Georg Baum wrote:
OK, so it is like that: Up to 4 bytes per code point are used for the currently defined 21 bits of UCS4, but UTF8 is designed in such a way that it is possible to encode all 36 bits of UCS4 with at most 6 bytes per code point.

Not really. Some years ago there was not yet a real limit in the Unicode specification for the number of code points (the theoretical limit was 2^31 if I remember correctly).

However, the limit has now been set to 2^20+2^16 code points. There is still a lot of space available, but there will _never_ be any more code points than 2^20+2^16 (also not in UCS-4!).

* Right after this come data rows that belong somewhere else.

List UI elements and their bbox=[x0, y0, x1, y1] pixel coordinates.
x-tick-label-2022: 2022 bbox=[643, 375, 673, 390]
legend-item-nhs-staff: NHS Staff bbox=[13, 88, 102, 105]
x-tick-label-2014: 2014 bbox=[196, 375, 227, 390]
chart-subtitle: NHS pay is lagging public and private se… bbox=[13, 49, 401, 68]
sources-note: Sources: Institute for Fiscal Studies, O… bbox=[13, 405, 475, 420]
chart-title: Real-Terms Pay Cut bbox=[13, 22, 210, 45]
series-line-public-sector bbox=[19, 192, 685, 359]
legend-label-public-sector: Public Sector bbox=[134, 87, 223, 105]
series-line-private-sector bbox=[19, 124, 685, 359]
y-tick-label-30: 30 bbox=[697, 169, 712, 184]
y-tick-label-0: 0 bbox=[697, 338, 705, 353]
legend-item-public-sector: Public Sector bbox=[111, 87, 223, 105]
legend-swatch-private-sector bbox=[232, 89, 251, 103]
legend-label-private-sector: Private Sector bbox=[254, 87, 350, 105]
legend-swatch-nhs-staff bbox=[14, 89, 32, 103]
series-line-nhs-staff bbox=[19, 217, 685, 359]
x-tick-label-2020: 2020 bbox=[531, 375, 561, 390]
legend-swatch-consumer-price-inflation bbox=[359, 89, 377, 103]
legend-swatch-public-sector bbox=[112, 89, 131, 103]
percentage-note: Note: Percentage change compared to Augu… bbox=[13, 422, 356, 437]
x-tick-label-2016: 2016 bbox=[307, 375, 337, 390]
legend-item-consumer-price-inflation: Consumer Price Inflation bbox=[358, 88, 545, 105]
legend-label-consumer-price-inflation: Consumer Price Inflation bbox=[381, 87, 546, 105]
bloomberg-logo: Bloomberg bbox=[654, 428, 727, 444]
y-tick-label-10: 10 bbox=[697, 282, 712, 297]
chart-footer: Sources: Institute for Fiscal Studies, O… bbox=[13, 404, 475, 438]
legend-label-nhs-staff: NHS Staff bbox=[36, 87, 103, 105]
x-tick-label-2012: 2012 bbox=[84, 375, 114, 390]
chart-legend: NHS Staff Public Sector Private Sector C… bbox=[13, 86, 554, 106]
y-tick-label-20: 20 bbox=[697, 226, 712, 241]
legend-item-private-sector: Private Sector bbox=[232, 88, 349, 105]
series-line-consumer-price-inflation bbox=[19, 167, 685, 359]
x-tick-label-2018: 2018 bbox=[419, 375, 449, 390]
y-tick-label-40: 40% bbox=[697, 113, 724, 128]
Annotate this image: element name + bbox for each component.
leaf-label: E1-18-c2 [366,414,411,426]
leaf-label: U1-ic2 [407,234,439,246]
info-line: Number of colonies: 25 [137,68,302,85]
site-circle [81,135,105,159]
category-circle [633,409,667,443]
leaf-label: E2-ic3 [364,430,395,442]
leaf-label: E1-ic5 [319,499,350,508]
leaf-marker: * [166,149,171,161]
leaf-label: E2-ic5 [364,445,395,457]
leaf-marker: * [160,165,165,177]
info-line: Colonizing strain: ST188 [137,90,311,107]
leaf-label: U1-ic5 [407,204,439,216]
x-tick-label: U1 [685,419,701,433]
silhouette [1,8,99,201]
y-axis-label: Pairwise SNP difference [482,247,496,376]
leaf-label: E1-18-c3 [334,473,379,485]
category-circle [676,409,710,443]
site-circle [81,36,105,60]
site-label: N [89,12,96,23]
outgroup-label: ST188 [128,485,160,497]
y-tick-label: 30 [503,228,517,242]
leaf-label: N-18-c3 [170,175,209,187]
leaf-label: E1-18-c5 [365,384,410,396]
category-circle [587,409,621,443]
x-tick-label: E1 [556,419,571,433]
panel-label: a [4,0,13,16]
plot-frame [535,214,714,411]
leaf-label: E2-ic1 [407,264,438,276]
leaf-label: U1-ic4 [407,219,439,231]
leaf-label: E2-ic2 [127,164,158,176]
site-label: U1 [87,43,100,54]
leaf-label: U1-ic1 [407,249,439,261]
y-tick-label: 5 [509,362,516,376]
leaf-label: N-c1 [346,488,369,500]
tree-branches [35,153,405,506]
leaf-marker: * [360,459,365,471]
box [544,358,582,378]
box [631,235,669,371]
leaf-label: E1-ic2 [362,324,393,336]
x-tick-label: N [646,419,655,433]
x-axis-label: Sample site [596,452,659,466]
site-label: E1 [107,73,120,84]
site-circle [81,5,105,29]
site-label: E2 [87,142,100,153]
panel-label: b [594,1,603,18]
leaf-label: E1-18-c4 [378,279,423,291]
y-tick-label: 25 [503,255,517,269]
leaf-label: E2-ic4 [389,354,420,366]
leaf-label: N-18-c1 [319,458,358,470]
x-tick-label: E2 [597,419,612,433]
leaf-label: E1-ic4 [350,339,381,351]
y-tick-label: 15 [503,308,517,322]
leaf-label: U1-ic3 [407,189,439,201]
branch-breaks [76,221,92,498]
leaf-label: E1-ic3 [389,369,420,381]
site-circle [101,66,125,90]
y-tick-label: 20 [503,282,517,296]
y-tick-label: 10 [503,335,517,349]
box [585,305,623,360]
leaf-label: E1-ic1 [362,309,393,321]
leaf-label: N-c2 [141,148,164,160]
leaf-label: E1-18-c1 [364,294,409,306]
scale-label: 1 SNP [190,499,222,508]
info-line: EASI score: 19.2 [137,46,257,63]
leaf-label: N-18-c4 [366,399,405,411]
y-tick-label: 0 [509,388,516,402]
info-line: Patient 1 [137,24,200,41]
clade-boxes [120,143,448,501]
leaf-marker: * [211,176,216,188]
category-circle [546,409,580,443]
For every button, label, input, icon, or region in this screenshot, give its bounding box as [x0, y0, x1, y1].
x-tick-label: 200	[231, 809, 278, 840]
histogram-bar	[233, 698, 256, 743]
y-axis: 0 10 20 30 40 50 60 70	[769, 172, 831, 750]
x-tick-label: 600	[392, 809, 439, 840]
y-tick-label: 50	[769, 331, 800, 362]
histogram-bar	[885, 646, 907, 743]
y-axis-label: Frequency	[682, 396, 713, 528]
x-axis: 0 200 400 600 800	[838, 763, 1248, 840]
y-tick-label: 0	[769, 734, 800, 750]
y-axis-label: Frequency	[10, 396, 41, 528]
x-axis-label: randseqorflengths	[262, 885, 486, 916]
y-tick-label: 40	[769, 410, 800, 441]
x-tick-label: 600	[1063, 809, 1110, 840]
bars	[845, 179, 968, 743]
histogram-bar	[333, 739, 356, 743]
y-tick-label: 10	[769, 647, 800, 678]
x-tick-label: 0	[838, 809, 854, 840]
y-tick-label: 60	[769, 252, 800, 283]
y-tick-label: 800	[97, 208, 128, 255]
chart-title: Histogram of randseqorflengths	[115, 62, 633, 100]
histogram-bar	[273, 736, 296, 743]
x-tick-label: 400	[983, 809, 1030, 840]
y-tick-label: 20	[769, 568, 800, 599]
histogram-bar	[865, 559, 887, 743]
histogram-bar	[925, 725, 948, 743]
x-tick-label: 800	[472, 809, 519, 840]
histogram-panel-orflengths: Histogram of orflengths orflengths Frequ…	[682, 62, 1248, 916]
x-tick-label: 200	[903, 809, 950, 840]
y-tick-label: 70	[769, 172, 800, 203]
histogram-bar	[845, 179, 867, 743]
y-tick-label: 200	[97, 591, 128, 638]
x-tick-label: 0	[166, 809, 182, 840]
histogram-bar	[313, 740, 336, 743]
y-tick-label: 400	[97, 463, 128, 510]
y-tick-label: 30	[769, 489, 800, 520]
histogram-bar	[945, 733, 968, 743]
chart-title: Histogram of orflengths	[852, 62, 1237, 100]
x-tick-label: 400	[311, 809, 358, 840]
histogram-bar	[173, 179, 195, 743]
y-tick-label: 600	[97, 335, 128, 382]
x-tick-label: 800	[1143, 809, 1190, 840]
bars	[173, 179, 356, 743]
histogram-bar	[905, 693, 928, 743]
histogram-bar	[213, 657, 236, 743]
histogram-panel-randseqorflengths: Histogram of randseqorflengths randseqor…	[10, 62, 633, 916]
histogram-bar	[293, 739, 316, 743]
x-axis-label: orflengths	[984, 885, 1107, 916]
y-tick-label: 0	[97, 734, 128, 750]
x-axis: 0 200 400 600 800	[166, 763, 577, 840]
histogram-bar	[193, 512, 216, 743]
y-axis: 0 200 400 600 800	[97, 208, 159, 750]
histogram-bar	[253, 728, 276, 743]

So by definition UTF-8 allows a maximum of 4 bytes per character. Any 5 or 6 byte sequences are invalid.

To summarize:

* UTF-8 uses 1-4 bytes (1 byte for US-ASCII, 2 bytes for other Latin characters, 3 bytes for Chinese etc. and 4 bytes for rare things).

* UTF-16 uses 2 bytes for Latin, Chinese etc. and 4 bytes for rare characters.

* UTF-32 has a fixed length of 4 bytes per character and is functionally equivalent to UCS-4.

Please keep things simple and call the encodings UTF-8, UTF-16 and UTF-32.